Shadow” and “New Tracks in an Old House” recall an expansive and everpresent flow of memory. “Shadow” is an indeterminate work where white ribbons of cotton tape form uneven hand drawn lines that confront an ordered arrangement of steel grids. A wide variety of disposable materials are used here including chewing gum. “New Tracks in a Old House” reveals much about Liz Day’s preoccupation with time. The “Old House” may even be seen as an established order of traditions which the “New Tracks” are possibly the voices and footsteps of living experiences. A tension is created with the use of intersecting lines that overlap and vast areas of cross-stitching which perform as an engendered system of deletions negating the repetitive geometry of squares. These works provide an intervention into the assemblage of a direct chronology leaving in its wake a radical discontinuity which unstitches the fraying seams of time.

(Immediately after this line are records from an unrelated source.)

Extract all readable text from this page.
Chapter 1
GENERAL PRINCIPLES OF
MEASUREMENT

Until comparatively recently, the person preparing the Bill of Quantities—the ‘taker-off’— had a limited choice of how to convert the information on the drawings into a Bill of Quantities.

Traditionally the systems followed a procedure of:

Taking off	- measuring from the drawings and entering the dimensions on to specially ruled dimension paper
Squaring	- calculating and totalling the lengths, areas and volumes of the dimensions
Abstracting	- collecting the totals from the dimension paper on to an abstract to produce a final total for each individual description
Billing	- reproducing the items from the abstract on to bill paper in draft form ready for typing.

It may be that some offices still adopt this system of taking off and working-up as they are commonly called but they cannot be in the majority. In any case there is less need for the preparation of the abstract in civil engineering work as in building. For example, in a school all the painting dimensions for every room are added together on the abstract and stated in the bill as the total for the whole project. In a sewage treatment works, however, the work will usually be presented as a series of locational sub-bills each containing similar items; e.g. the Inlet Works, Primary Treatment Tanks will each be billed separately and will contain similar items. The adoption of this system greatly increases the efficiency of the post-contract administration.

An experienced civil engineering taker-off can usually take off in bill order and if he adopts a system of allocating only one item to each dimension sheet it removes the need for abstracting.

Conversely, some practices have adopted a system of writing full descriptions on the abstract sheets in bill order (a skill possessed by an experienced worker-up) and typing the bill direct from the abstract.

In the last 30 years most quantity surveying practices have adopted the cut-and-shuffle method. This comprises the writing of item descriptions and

A list of words that provides a guide to the way in which Liz Day uses materials includes shopping, correction, biodiversity, religion, care, architecture, relativity and democracy. A second list of words which discuss the material results of the finished products are maps, E-mail, veins, organs, constellations, folding and scribble. The half-life of objects is confirmed with the use of both perishable and enduring goods. The resourcefulness of this practice is in the use of materials which have often passed their used by date. As a result these works belong to what might be called the aesthetic tradition of unproductive consumption. Their physicality, presence and strangeness surge with a wide variety of techniques and intermedia and stand on a human scale as lived experience. Unravelling production is to confront the distinction that divides form and matter. Rather than presenting a detached reification of commodities these works comment on the connection between objects and the phenomenal world. Through this process the external world of form becomes joined to the bodies internal accumulation of matter and memory.